Buckingham las: »Mein königlicher Bruder! Wenn Ihnen Ihre Ehre und meine Ehre und das Heil aller Unsrigen am Herzen liegt, so schicken Sie auf der Stelle Herrn von Bragelonne nach Frankreich zurück. Ihre Schwester Henriette Stuart, Herzogin von Orléans.« – »Was sagst du dazu, Villiers?« fragte Karl II. – »Nichts,« antwortete Buckingham. – »Du hast die Nachschrift nicht gelesen, Villiers. Es steht noch eine Zeile ganz versteckt am Rande.« – Buckingham sah noch einmal auf das Blatt und las die Worte: »Tausend herzliche Grüße allen, die mich lieben.« – Er erblaßte und sah zu Boden. Das Blatt Papier zitterte in seiner Hand.

»Bragelonne folge seinem Schicksal,« sprach Karl II., »wie wir dem unsern folgen mußten. Jeder trägt sein Kreuz auf dieser Welt. Ich habe sogar zwei tragen müssen, mein eigenes und das meiner Familie. Ich mache mir keine Sorgen mehr um andere Leute. Zum Teufel damit! Villiers, rufe mir den Franzosen!«

Bragelonne trat ein. »Herr Graf,« redete Karl II. ihn an, »Sie baten mich gestern um Urlaub, ich schlug es Ihnen ab mit der Begründung, der König von Frankreich habe Sie noch nicht zurückgerufen. Ich bin jetzt in der Lage, Ihrem Wunsche zu willfahren. Wenn Sie noch abreisen wollen, so können Sie es tun. Meine Erlaubnis haben Sie. Sie können heute abend noch in Dover sein. Um zwei Uhr früh ist Flut. Ich sage Ihnen also hiermit Lebewohl, Herr von Bragelonne, und wünsche Ihnen alles Glück. Empfehlen Sie mich mit herzlichen Grüßen dem Herrn Grafen de la Fère!« Er winkte huldvoll mit der Hand, Rudolf war entlassen. Buckingham folgte ihm.

In einem Vorsaal trafen sie Lucy Stewart und Mary Graffton. – »Miß Mary,« sagte Buckingham, »Herr von Bragelonne reist ab. O, bitten Sie ihn doch zu bleiben.« – »Ich werde ihn vielmehr bitten zu reisen,« antwortete Mary. »Ich gehöre nicht zu den Frauen, die mehr Stolz als Herz haben. Wenn er eine Geliebte in Frankreich hat, so kehre er dorthin zurück und segne mich dann, daß ich ihm geraten habe, treu zu bleiben. Wenn er in Frankreich nicht mehr geliebt wird, so kehre er nach England zurück, und ich werde ihn wieder lieben. Er wird durch sein Unglück in meinen Augen nichts verlieren. Das Wappen meines Hauses hat einen Spruch, nach dem ich immer gehandelt habe: »Dem Besitzenden wenig, dem Darbenden alles!«

»Ich bezweifle, Freund,« sagte Buckingham zu Rudolf, »daß Sie drüben so viel finden werden, wie Sie hier verlassen.« – »Ich hoffe wenigstens,« sagte Rudolf mit düsterer Stimme, »daß das, was ich liebe, meiner würdig ist. Ist es aber wahr, was Sie gesagt haben, und finde ich eine Unwürdige, so will ich sie aus meinem Herzen reißen, und sollte ich mir das Herz selbst mit der Liebe ausreißen!«

Nach diesen Worten verneigte er sich und ging.

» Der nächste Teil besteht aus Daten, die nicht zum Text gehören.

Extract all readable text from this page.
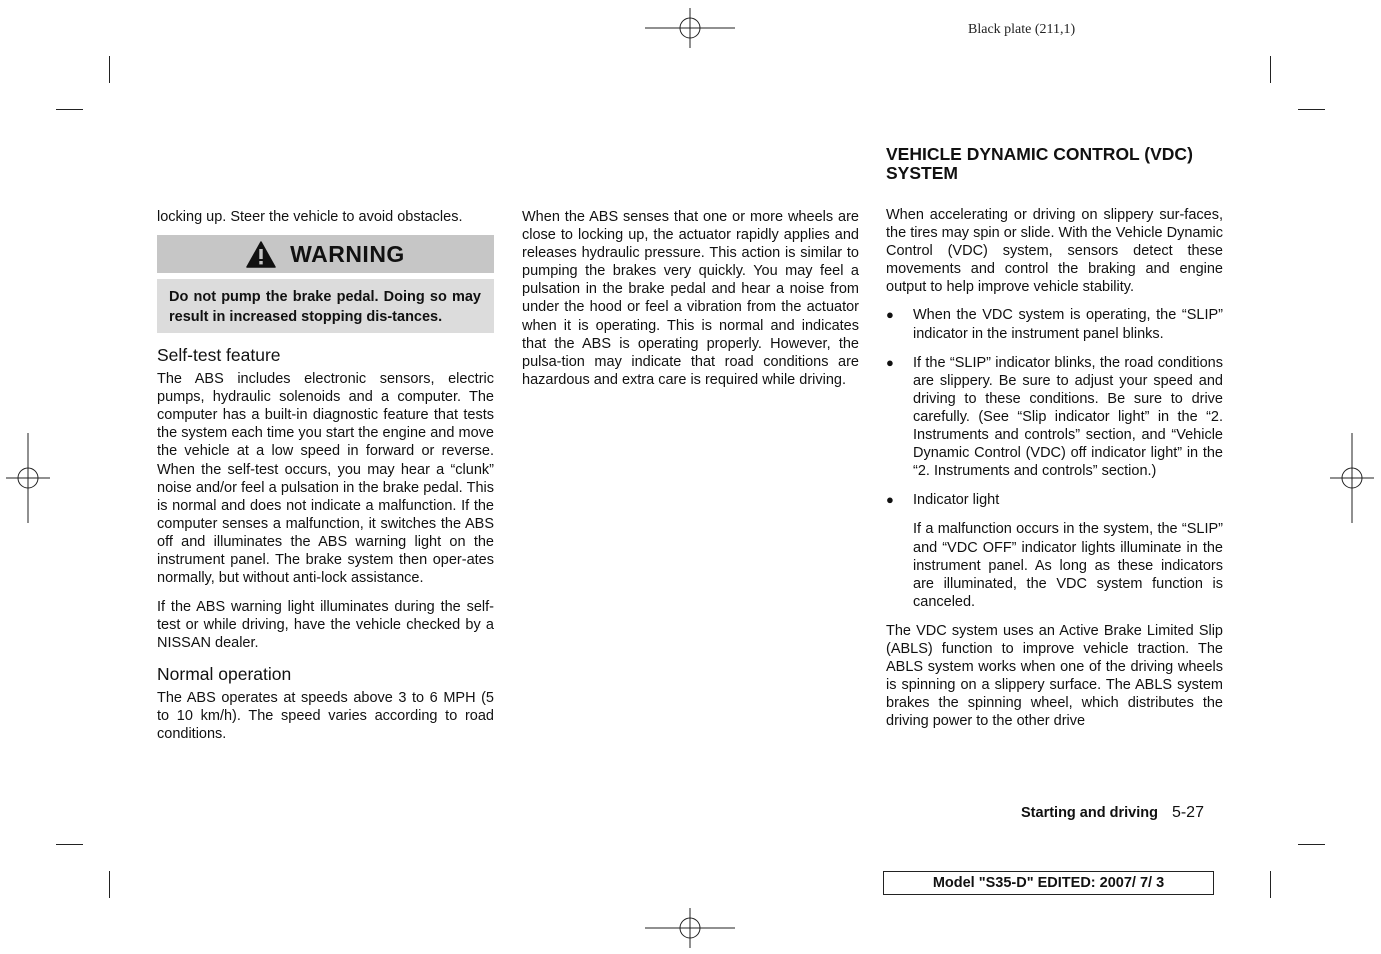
Black plate (211,1)

locking up. Steer the vehicle to avoid obstacles.

WARNING
Do not pump the brake pedal. Doing so may result in increased stopping dis-tances.
Self-test feature

The ABS includes electronic sensors, electric pumps, hydraulic solenoids and a computer. The computer has a built-in diagnostic feature that tests the system each time you start the engine and move the vehicle at a low speed in forward or reverse. When the self-test occurs, you may hear a “clunk” noise and/or feel a pulsation in the brake pedal. This is normal and does not indicate a malfunction. If the computer senses a malfunction, it switches the ABS off and illuminates the ABS warning light on the instrument panel. The brake system then oper-ates normally, but without anti-lock assistance.

If the ABS warning light illuminates during the self-test or while driving, have the vehicle checked by a NISSAN dealer.

Normal operation

The ABS operates at speeds above 3 to 6 MPH (5 to 10 km/h). The speed varies according to road conditions.

When the ABS senses that one or more wheels are close to locking up, the actuator rapidly applies and releases hydraulic pressure. This action is similar to pumping the brakes very quickly. You may feel a pulsation in the brake pedal and hear a noise from under the hood or feel a vibration from the actuator when it is operating. This is normal and indicates that the ABS is operating properly. However, the pulsa-tion may indicate that road conditions are hazardous and extra care is required while driving.

VEHICLE DYNAMIC CONTROL (VDC) SYSTEM

When accelerating or driving on slippery sur-faces, the tires may spin or slide. With the Vehicle Dynamic Control (VDC) system, sensors detect these movements and control the braking and engine output to help improve vehicle stability.

● When the VDC system is operating, the “SLIP” indicator in the instrument panel blinks.
● If the “SLIP” indicator blinks, the road conditions are slippery. Be sure to adjust your speed and driving to these conditions. Be sure to drive carefully. (See “Slip indicator light” in the “2. Instruments and controls” section, and “Vehicle Dynamic Control (VDC) off indicator light” in the “2. Instruments and controls” section.)
● Indicator light

If a malfunction occurs in the system, the “SLIP” and “VDC OFF” indicator lights illuminate in the instrument panel. As long as these indicators are illuminated, the VDC system function is canceled.

The VDC system uses an Active Brake Limited Slip (ABLS) function to improve vehicle traction. The ABLS system works when one of the driving wheels is spinning on a slippery surface. The ABLS system brakes the spinning wheel, which distributes the driving power to the other drive

Starting and driving 5-27
Model "S35-D" EDITED: 2007/ 7/ 3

»Ach, Herzog!« rief das junge Mädchen schluchzend und lehnte das Haupt an die Brust Buckinghams. »Er wird nie wiederkommen!« – »Nun denn, so sage ich Ihnen, Mary,« rief der Lord, »er findet in Frankreich sein Glück zerstört, seine Braut gehört einem andern, seine Ehre ist befleckt! Was wird ihm übrigbleiben, da er hier doch immerhin Ihre Liebe hat schätzen lernen?«

Miß Graffton sah träumerisch auf und sprach mit erstickter Stimme die Verse aus »Romeo und Julia«:

»Ich muß von hinnen und leben
Oder muß bleiben und sterben!«

Der König hatte recht gesprochen. Um zwei Uhr früh war Flut, und Rudolf von Bragelonne trat die Rückfahrt nach Frankreich an.